You have $98\%$ in one class, right? This means that, knowing nothing about the data, you should be able to get $98\%$ of them right by guessing that majority class. If you get $97\%$ of them right, that sounds like an $\text{A}$ in school and thus a good model, but the model does worse than randomly guessing!

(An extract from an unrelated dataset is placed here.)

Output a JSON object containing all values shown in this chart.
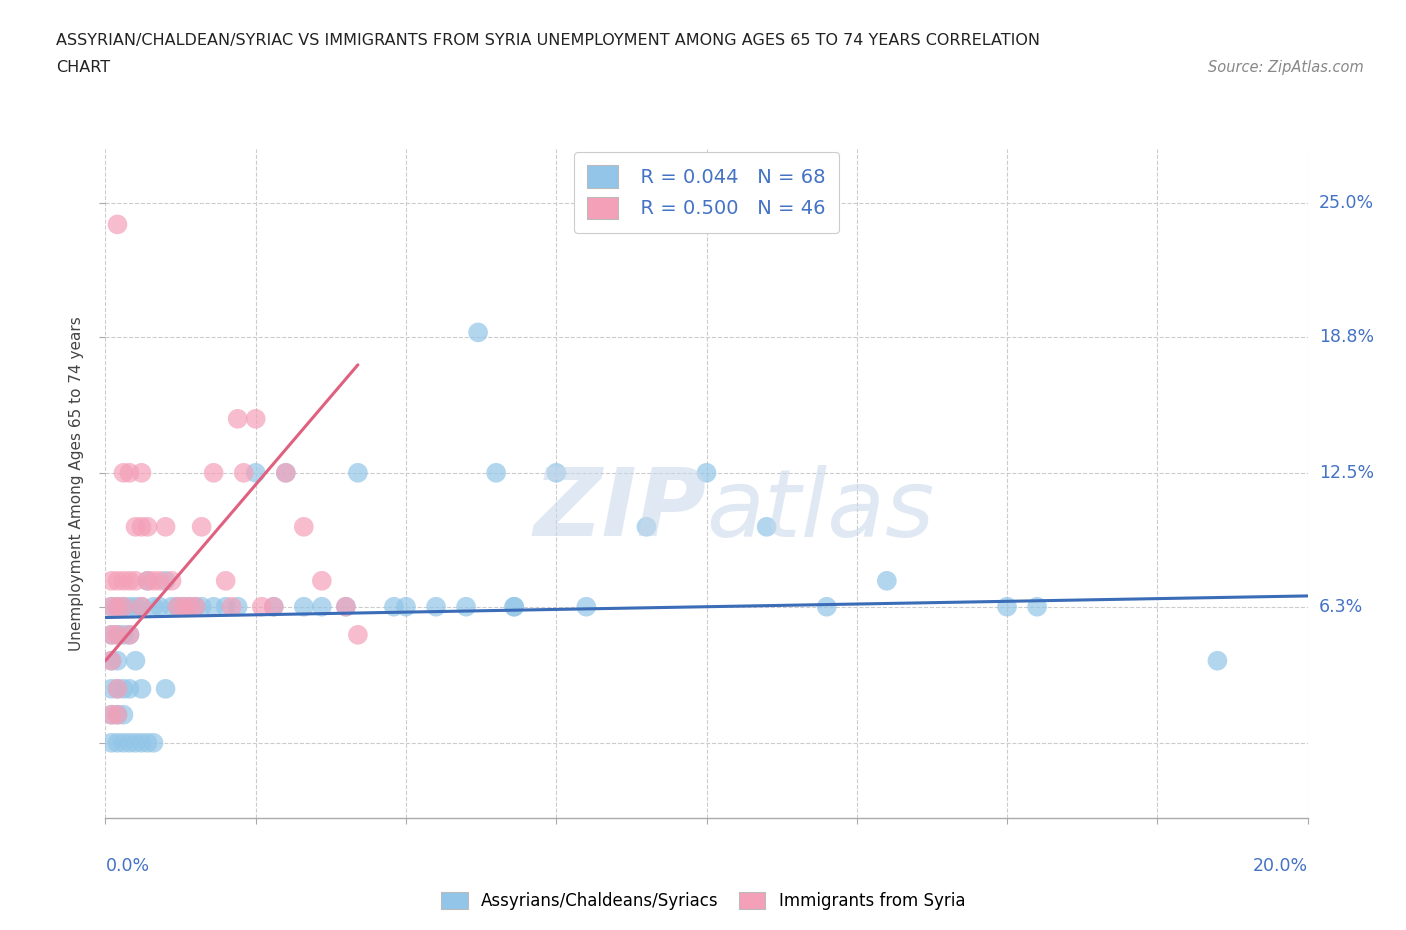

Better yet, compare using proper scoring rules like log loss (crossentropy) or Brier score, against a model that always predicts the prior probability of $P(y=1) = 0.02$. This is analogous to how $R^2$ works in linear regression, by always guessing the mean of the $y$ variable. In your case, the mean of the $y$ variable is the class ratio. If you can't beat the model that always guesses $P(y=1) = 0.02$, perhaps you have a poor model. (Specifics would depend on the misclassification costs, which you might or might not know.)
$$\text{Log Loss}\\
L(y, \hat y) = -\frac{1}{N}\sum_{i = 1}^N \bigg( y_i\log(\hat y_i) + (1 - y_i)\log(1 - \hat y_i) \bigg)$$
$$
\text{Brier Score}\\
L(y, \hat y) = \frac{1}{N}\sum_{i = 1}^N \bigg(y_i - \hat y_i\bigg)^2
$$
This assumes your $y_i\in\{0, 1\}$. If you use $y_i\in\{-1. 1\}$, you would have to modify the loss functions or change how you label your categories. The $\hat y_i$ values are probabilities. There are issues with the log loss if you predict a probability of $0$ or $1$. Some see this as an upside of log loss, while others see it as a downside.
This kind of evaluation of the probability outputs is why statisticians do not see class imbalance as an issue.